После того как маэстро покончил с пением, фройляйн Вик исполнила еще три пьесы, одной из которых была изысканная переработка Листа для той самой песни Шумана «Du meine Seele». Завершила она выступление гавотом Глюка — или, как выразился бы папа Вик: «Это гавот из одной оперных партитур Глюка, аранжированный Брамсом для фортепиано. Поверхностному наблюдателю вторая часть покажется очень легкой, но по моему мнению, сыграть ее в точку — задача весьма трудная». Я случайно знала, как именно должна исполняться эта вещь, поскольку слышала ее трижды от самой Клары Шуман. Фройляйн Вик совсем не угодила мне своим исполнением, ибо взяла вторую часть вдвое быстрее первой. «Ваша сестра играет вторую часть гораздо медленнее», — заметила я. «So? — отозвалась она. — Я никогда не слышала ее в ее исполнении». — «Настолько медленно?» — переспросила она, играя медленнее. «Еще медленнее?» — начав в третий раз, при моем неизменном неодобрении. «Streng im Tempo (Строго в темпе)», — изрекла я, оракулоподобно кивая головой. «Väterchen (Папаша)», — позвала она старого герра: «Мисс Фей говорит, что Клара играет вторую часть так медленно», — показывая ему.
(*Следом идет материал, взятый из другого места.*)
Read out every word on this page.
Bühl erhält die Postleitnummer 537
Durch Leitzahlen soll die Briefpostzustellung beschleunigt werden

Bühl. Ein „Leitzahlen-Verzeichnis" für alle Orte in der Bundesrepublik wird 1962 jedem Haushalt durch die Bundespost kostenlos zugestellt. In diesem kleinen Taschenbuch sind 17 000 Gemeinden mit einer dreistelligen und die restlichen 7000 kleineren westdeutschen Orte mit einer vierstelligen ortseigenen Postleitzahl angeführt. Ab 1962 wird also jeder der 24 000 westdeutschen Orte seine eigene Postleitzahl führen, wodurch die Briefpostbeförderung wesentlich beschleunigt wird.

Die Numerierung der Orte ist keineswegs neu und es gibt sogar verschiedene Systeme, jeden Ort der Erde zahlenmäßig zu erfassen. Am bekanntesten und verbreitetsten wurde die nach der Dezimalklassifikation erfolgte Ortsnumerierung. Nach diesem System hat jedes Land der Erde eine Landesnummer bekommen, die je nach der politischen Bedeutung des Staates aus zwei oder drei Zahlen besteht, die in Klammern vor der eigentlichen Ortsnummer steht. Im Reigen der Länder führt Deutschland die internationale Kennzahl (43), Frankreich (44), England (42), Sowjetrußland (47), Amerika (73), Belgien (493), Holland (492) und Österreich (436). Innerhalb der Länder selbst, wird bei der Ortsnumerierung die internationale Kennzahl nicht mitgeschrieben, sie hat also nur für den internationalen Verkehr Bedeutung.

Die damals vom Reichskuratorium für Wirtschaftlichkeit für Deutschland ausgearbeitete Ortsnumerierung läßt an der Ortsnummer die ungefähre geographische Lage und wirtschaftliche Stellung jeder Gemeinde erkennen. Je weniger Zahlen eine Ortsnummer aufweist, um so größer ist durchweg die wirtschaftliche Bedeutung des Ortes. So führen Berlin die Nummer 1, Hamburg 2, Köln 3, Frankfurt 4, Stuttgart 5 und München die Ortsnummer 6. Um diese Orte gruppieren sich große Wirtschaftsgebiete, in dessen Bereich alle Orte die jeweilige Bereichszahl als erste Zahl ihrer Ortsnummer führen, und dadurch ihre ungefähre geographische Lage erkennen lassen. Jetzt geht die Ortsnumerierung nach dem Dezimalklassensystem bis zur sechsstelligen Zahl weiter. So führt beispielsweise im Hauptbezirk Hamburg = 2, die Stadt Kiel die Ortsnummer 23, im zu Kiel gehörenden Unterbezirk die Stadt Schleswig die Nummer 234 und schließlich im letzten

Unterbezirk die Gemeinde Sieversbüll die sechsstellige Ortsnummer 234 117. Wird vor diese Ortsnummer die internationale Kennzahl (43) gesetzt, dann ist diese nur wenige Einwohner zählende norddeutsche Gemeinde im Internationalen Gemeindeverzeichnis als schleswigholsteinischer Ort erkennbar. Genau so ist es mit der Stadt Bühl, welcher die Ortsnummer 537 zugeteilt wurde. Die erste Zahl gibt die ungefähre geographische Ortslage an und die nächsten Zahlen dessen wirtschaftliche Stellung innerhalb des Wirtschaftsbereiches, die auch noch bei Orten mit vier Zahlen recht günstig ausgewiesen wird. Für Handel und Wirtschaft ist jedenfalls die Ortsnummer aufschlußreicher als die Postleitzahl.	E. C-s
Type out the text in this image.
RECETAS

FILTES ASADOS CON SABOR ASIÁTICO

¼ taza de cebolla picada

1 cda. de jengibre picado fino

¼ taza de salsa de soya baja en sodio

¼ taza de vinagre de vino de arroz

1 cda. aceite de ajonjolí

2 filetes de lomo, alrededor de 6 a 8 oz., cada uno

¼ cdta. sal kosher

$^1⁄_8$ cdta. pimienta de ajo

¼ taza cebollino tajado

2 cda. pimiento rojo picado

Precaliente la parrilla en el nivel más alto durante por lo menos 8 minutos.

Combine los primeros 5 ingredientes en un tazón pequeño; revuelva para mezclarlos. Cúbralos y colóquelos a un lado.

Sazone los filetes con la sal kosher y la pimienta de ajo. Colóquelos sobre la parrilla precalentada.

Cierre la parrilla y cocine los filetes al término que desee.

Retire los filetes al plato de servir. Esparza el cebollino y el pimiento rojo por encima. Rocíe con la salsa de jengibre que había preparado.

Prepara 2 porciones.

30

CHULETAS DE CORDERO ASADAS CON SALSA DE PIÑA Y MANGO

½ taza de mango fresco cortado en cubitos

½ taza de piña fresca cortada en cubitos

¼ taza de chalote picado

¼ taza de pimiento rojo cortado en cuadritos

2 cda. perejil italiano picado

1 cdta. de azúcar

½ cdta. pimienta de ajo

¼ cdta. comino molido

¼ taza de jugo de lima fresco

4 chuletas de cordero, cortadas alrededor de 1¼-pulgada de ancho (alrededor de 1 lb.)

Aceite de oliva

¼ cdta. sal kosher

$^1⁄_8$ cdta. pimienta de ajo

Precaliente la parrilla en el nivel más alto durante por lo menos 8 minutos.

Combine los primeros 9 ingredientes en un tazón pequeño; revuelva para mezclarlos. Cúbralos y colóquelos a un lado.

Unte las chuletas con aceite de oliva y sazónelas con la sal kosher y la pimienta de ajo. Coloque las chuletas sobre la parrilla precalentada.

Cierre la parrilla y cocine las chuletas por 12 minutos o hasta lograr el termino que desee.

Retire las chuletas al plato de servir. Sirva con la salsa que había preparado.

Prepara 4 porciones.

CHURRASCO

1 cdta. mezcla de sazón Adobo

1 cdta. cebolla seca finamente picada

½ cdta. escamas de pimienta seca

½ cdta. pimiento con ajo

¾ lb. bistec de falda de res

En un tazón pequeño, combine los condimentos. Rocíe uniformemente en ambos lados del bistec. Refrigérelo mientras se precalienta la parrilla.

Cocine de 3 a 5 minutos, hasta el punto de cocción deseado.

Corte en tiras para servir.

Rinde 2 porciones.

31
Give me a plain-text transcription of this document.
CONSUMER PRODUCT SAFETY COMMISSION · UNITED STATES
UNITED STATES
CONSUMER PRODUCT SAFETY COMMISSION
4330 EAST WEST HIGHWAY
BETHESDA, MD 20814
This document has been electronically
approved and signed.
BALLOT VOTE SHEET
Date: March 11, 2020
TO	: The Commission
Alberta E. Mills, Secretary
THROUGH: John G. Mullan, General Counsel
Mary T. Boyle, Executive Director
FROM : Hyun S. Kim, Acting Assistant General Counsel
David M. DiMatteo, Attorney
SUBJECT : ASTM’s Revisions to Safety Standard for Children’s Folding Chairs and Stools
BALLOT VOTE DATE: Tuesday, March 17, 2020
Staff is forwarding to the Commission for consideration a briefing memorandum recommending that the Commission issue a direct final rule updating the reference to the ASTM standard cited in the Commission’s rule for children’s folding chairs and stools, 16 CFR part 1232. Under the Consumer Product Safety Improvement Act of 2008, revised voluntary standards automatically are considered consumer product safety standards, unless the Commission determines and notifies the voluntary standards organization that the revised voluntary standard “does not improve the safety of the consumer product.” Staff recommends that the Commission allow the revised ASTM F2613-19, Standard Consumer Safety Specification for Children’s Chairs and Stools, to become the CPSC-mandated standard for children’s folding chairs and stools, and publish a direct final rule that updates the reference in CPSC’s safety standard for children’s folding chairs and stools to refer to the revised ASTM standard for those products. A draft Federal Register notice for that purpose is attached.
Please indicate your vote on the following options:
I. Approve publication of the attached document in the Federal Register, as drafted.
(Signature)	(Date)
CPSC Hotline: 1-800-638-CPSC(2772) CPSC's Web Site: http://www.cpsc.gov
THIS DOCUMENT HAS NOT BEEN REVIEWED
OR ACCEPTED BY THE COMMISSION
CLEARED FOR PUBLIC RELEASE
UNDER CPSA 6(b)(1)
Не знаю, произвело ли это исправление впечатление, но он теперь во что бы то ни стало решил, что я должна сыграть, и на мои непрекращающиеся отказы заявил наконец, что находит весьма странным, будто барышня, проучившаяся более двух лет в консерваториях Таузига и Куллака, не имеет в своем репертуаре ни одной пьесы, которую могла бы сыграть перед людьми. Этот маленький выпад задел меня, так что я вскочила и, сказав себе: «Kopf in die Höhe, Brust heraus,—vorwärts! (Голову выше, грудь вперед — марш!)» (один из местных военных приказов), подошла к роялю и сыграла фугу из финала ля-бемоль мажорной Сонаты Бетховена, соч. 110. Пока я играла, все сидевшие вокруг словно окаменели, и вы не представляете, как ужасно я нервничала. Мне раз пятьдесят казалось, что придется остановиться, ведь, как и всякая фуга, это такое произведение, где стоит сбиться — и уже никогда не вернешься в колею, а сам Бюлов на днях на концерте запутался в финале этой вещи. Тем не менее я успешно справилась с задачей, и старый мастер был столь любезен, что тепло похвалил меня. Он сказал, что я, должно быть, много занималась, и поинтересовался, не играла ли я множество этюдов. Я вежливо ответила по-немецки: «Еще как играла!»